Gentry predicts that vaccine makers would also file their own lawsuits against any law that allows people to sue over vaccine injuries that occurred while vaccines were covered by federal liability protections.

For these reasons, Gentry and other vaccine injury advocates have proposed shifting COVID vaccine injuries into the other federal vaccine injury program that covers most non-COVID vaccines.

This program, the National Vaccine Injury Compensation Program (VICP), allows people to file petitions in federal claims court seeking compensation from the government for a vaccine injury.

To receive compensation, the petitioner need only show "that it is more likely than not" that a vaccine caused their injury.

Should the government challenge their petition, a special master, acting as judge, oversees the case and decides if compensation is due. Petitioners have a right to an attorney in these proceedings. If their claim is rejected, they can appeal to a higher court and even petition the U.S. Supreme Court to hear their case.

Compensation is ultimately paid for by vaccine makers via an excise tax on individual vaccine doses.

This quasi-judicial process is much different, and much more favorable to the vaccine injury claimants, than the CICP.

Under CICP, claimants file a claim with the Health Resources and Services Administration (HRSA) within HHS, which decides whether or not to grant compensation.

Because this is a purely administrative process, claimants have no right to an attorney and no right to have their claim reviewed by a neutral third party. While they can request a reconsideration of a denied claim, they have no right to file a legal appeal.

The standard of proof for a CICP claim is also far higher. Claimants have to show "compelling, reliable, valid, medical, and scientific evidence" that their injury was the result of a covered countermeasure.

The VICP compensates about 70 percent of claims and has paid out $778 million from fiscal year 2021 through today.

That compares to the CICP, which has paid out only $3 million in compensation to just 39 people—$2.5 million of which went to a single claimant. The typical CICP compensation award is a few thousand dollars. About 98 percent of CICP claims that have been decided have been rejected.

HHS Secretary Robert F. Kennedy Jr. has proposed shifting COVID-19 injury claimants into the VICP program, but doing so would likely require Congress to approve an excise tax on COVID vaccine doses.

Several bills have been introduced in Congress to widen the VICP to include COVID-19 injury claims or otherwise reform the CICP to function more like the VICP. None have gone anywhere.

In the complicated world of vaccine injury advocacy, many of the critics of the CICP are also critical of the VICP, which also provides pharmaceutical companies with liability protections.

A bill introduced by Rep.

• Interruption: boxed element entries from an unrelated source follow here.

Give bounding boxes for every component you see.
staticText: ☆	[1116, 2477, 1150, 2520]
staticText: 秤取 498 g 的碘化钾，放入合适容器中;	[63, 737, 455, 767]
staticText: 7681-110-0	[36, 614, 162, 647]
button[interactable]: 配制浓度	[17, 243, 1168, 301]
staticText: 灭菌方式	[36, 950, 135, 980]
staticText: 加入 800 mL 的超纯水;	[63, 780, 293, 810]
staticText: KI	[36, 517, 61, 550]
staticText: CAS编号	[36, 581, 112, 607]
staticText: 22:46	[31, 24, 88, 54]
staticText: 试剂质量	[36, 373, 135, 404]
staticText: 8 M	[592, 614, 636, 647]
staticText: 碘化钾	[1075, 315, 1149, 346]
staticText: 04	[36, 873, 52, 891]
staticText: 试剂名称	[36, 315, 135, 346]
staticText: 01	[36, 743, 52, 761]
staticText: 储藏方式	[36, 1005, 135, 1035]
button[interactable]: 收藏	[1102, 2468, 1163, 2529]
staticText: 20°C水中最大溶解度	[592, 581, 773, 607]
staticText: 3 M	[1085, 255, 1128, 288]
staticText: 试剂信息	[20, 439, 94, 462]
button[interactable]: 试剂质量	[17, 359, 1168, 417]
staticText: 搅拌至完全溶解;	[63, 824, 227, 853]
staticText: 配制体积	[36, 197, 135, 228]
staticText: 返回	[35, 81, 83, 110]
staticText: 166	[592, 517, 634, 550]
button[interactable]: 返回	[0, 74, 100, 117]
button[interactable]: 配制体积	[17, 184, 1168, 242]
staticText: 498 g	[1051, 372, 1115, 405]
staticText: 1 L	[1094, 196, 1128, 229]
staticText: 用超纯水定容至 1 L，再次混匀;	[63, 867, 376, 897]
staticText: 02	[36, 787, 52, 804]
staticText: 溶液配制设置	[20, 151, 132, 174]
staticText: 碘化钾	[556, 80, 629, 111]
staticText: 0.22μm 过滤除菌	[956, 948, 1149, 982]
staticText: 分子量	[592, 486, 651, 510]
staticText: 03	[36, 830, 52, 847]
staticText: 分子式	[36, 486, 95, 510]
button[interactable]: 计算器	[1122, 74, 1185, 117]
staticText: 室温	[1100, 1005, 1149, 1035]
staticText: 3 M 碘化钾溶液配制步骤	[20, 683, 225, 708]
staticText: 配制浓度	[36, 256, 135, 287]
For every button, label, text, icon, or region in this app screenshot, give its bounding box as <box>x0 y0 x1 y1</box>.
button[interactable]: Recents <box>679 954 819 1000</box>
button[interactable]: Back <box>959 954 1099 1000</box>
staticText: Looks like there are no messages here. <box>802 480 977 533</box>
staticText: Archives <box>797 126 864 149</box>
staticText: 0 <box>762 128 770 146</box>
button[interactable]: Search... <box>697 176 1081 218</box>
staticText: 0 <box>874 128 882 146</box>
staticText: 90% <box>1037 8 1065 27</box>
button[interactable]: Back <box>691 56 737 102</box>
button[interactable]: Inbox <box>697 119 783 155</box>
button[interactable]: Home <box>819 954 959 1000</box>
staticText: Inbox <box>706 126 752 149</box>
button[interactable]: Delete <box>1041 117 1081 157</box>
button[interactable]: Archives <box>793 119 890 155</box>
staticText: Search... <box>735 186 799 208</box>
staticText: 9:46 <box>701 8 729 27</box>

Paul Gosar (R–Ariz.) in the last Congress would have repealed the liability protections in both the VICP and the CICP.

"Unfortunately, the two divergent approaches have come to represent not just a strategic difference, but also a political stalemate, leaving the sick and suffering with worn partisan talking points, rather than results," wrote Dreisbach in an essay for the Brownstone Institute in January.

The vaccine-injured have also filed several federal lawsuits challenging the constitutionality of the CICP. Both allege that the program violates the vaccine-injured's right to a trial by jury by eliminating their ability to sue without offering a reasonable alternative to litigation.

In the waning days of the Biden administration, then-HHS Secretary Xavier Becerra extended PREP Act liability protections for COVID vaccine injuries through December 2029.

So long as that declaration is in effect, people claiming a COVID vaccine injury are stuck with the CICP as their only means of compensation. Absent reform, that effectively means they have no means of compensation at all.